We slept on it for a number of months. A maple that seemed to have grown up by accident was casting a dense shade on the front yard garden, stunting our new raspberry patch, and threatening to join up with the lindens to create a canopy of cool darkness where we want to have light. Was it okay to cut down a tree? We had a good goal in mind - a place to grow food - but even cultivation is a human invention, with a long history of habitat destruction (depending on whom you ask). Maybe taking this tree down would be an act of hubris, human folk once again making the outrageous claim that "the buck stops here," whatever, that we are in charge and nature can suck it.
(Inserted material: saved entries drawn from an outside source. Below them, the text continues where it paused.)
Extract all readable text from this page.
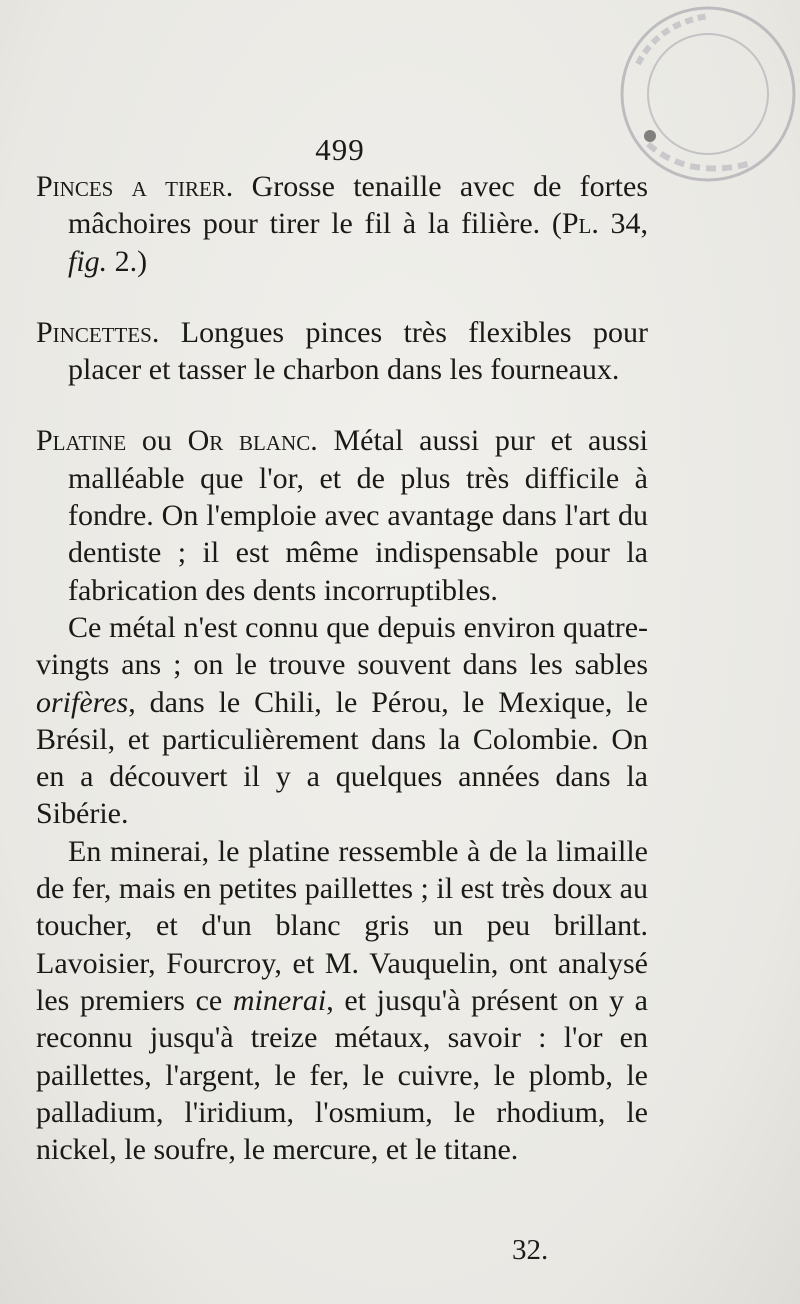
499

Pinces a tirer. Grosse tenaille avec de fortes mâchoires pour tirer le fil à la filière. (Pl. 34, fig. 2.)

Pincettes. Longues pinces très flexibles pour placer et tasser le charbon dans les fourneaux.

Platine ou Or blanc. Métal aussi pur et aussi malléable que l'or, et de plus très difficile à fondre. On l'emploie avec avantage dans l'art du dentiste ; il est même indispensable pour la fabrication des dents incorruptibles.

Ce métal n'est connu que depuis environ quatre-vingts ans ; on le trouve souvent dans les sables orifères, dans le Chili, le Pérou, le Mexique, le Brésil, et particulièrement dans la Colombie. On en a découvert il y a quelques années dans la Sibérie.

En minerai, le platine ressemble à de la limaille de fer, mais en petites paillettes ; il est très doux au toucher, et d'un blanc gris un peu brillant. Lavoisier, Fourcroy, et M. Vauquelin, ont analysé les premiers ce minerai, et jusqu'à présent on y a reconnu jusqu'à treize métaux, savoir : l'or en paillettes, l'argent, le fer, le cuivre, le plomb, le palladium, l'iridium, l'osmium, le rhodium, le nickel, le soufre, le mercure, et le titane.

32.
Maybe debating the ethics of cutting down a tree in the suburbs is pointless, since most trees have been placed there by a human. Almost every tree up here is somehow related to a human act or a human omission, excepting a few mighty old maples and cottonwoods that seem to have been in the so-called "Columbia Heights" since creation. We live in an artificial landscape, not even a shadow of its original form, so maybe eliminating a young maple is not much different from a preschooler knocking down a tower of ABC blocks.
In any case, we consulted a priest, a farmer, a poet, and our tender inner conscience, and knocked the tree down.

We replaced it with this little beauty, a true dwarf Liberty apple from RainTree Gardens in Washington. It came bareroot via UPS in a triangular cardboard box, and for the first month after planting looked pretty much like a stick in the ground. Here, finally, we have some tender first leaves.